Clin Res Cardiol (2023). https://doi.org/10.1007/s00392-023-02180-w

Levosimendan has positive impact on the survival rate on VA-ECMO in eCPR and cardiogenic shock
A. Dreher1, A. Springer1, J. Reimers1, L. Kaiser1, E. Bahlmann1, H. Van der Schalk1, P. Wohlmuth1, N. Geßler1, K. Hassan2, S. Sheikhzadeh3, J. Wietz3, B. Bein3, T. Spangenberg4, S. Willems1, S. Hakmi1, E. P. Tigges1
1Kardiologie, Asklepios Klinik St. Georg, Hamburg; 2Abteilung Herzchirurgie, Asklepios Klinik St. Georg, Hamburg; 3Asklepios Klinik St. Georg, Hamburg; 43. Med. Abteilung - Kardiologie und Internistische Intensivmedizin, Asklepios Klinik Altona, Hamburg;

Introduction: Mechanical circulatory support (MCS) of venoarterial extracorporeal membrane oxygenation (VA ECMO) leads to specific hemodynamic changes. Due to its retrograde circulatory support, it inherently leads to increased left ventricular (LV) afterload and LV enddiastolic pressure with increasing mechanical cardiac stress and impairment of cardiac recovery whenever intrinsic cardiac output is reduced. Inodilative calcium sensitizer levosimendan increases cardiac inotropy via cardiac troponin C and has vasodilative effects on adenosin triphosphate (ATP) dependent potassium channels, shown as cardioprotective. However, its implications on outcome of patients (pts) following remains elusive.
We thus aimed to determine the effects of early levosimendan therapy on survival and weaning failure i
n pts presenting with in- or out of hospital cardiac arrest (IHCA/OHCA) and therapy-refractory cardiogenic shock (CS) treated with VA-ECMO.

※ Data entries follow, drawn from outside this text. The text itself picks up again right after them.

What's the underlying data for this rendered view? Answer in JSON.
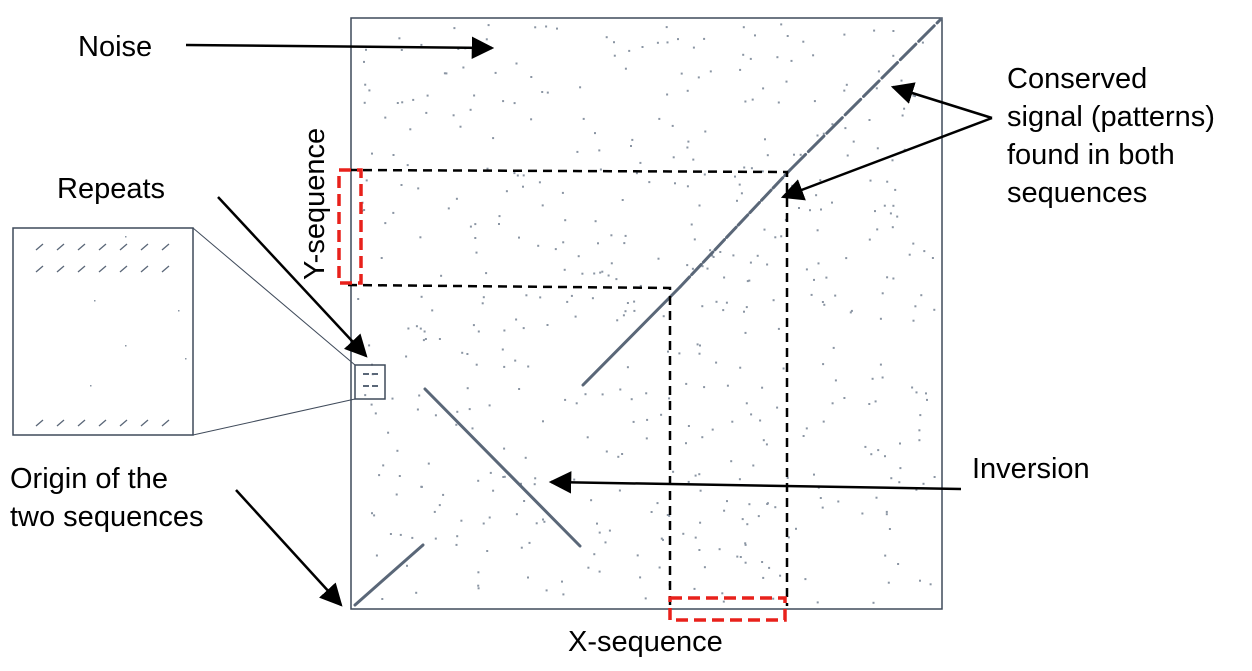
{
  "labels": {
    "noise": "Noise",
    "conserved": [
      "Conserved",
      "signal (patterns)",
      "found in both",
      "sequences"
    ],
    "repeats": "Repeats",
    "origin": [
      "Origin of the",
      "two sequences"
    ],
    "inversion": "Inversion",
    "x_axis": "X-sequence",
    "y_axis": "Y-sequence"
  },
  "colors": {
    "frame": "#3f4a5a",
    "signal": "#5a6778",
    "noise_dot": "#8a95a3",
    "arrow": "#000000",
    "highlight": "#e8211b"
  }
}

Methods: We retrospectively analysed 352 pts treated with VA-ECMO at our institution from 2016 to 2022 stratified according to early levosimendan therapy following VA-ECMO implantation. Survival was determined as survival at day 14 and weaning failure was defined as ECMO therapy longer than 7 days, or death within 7 days after ECMO weaning. Statistical analyses were performed using baseline comparison, survival analysis, and logrank tests.

Results: Of the 357 pts 87% (311 pts) underwent extracorporal cardiopulmonary resuscitation (eCPR) (60% OHCA, 27% IHCA), 13% (46 pts) had CS. 175 pts (49%) underwent standard VA-ECMO care, 182 pts (51%) received additional levosimendan on the first day of ECMO therapy via continuous infusion (0.1 – 0.2 µg/kg/min) for 24 hours, without prior loading dose. The average age was 59 years (y), standard deviation (SD) 13, no-levosimendan (no-levo) 60y (SD 13), levosimendan (levo) 59y (SD 13)], 20% female [no-levo 25% (44pts), levo 16% (29pts)]. The cause of cardiac failure was in 63% (174 pts) [no-levo 52% (64 pts), levo 72% (110 pts)] coronary occlusion, 9.5% (26 pts) [no-levo 17% (21 pts), levo 3.3% (5 pts)] pulmonary embolism, 7.6 % (21 pts) [no-levo 8.9% (11 pts), levo 6.6% (10 pts)] pulseless arrythmia and in 15% (41 pts) [no-levo 12% (15 pts), levo 17% (26 pts)] CS.

The survival rate at day 14 in pts treated additionally with Levosimendan [levo: 39.2% (SD-error 3.7%), p<0.0001] was significantly higher compared with standard VA-ECMO care [27.2% (SD-error 3.6%)] Tab.1. The risk of ECMO weaning failure was reduced by 14.7% [SD-error 3.8%)] in the levosimendan group.

Conclusion: Our analysis suggests for the first time in eCPR a significant survival benefit for pts treated with VA-ECMO and additional levosimendan in cardiac arrest and CS compared with pts undergoing standard VA-ECMO care. The administration of levosimendan showed a positive effect as well on ECMO weaning and reduces VA-ECMO weaning failure significantly. Further studies regarding mechanism and subgroups are necessary to identify the underlying effect more precisely.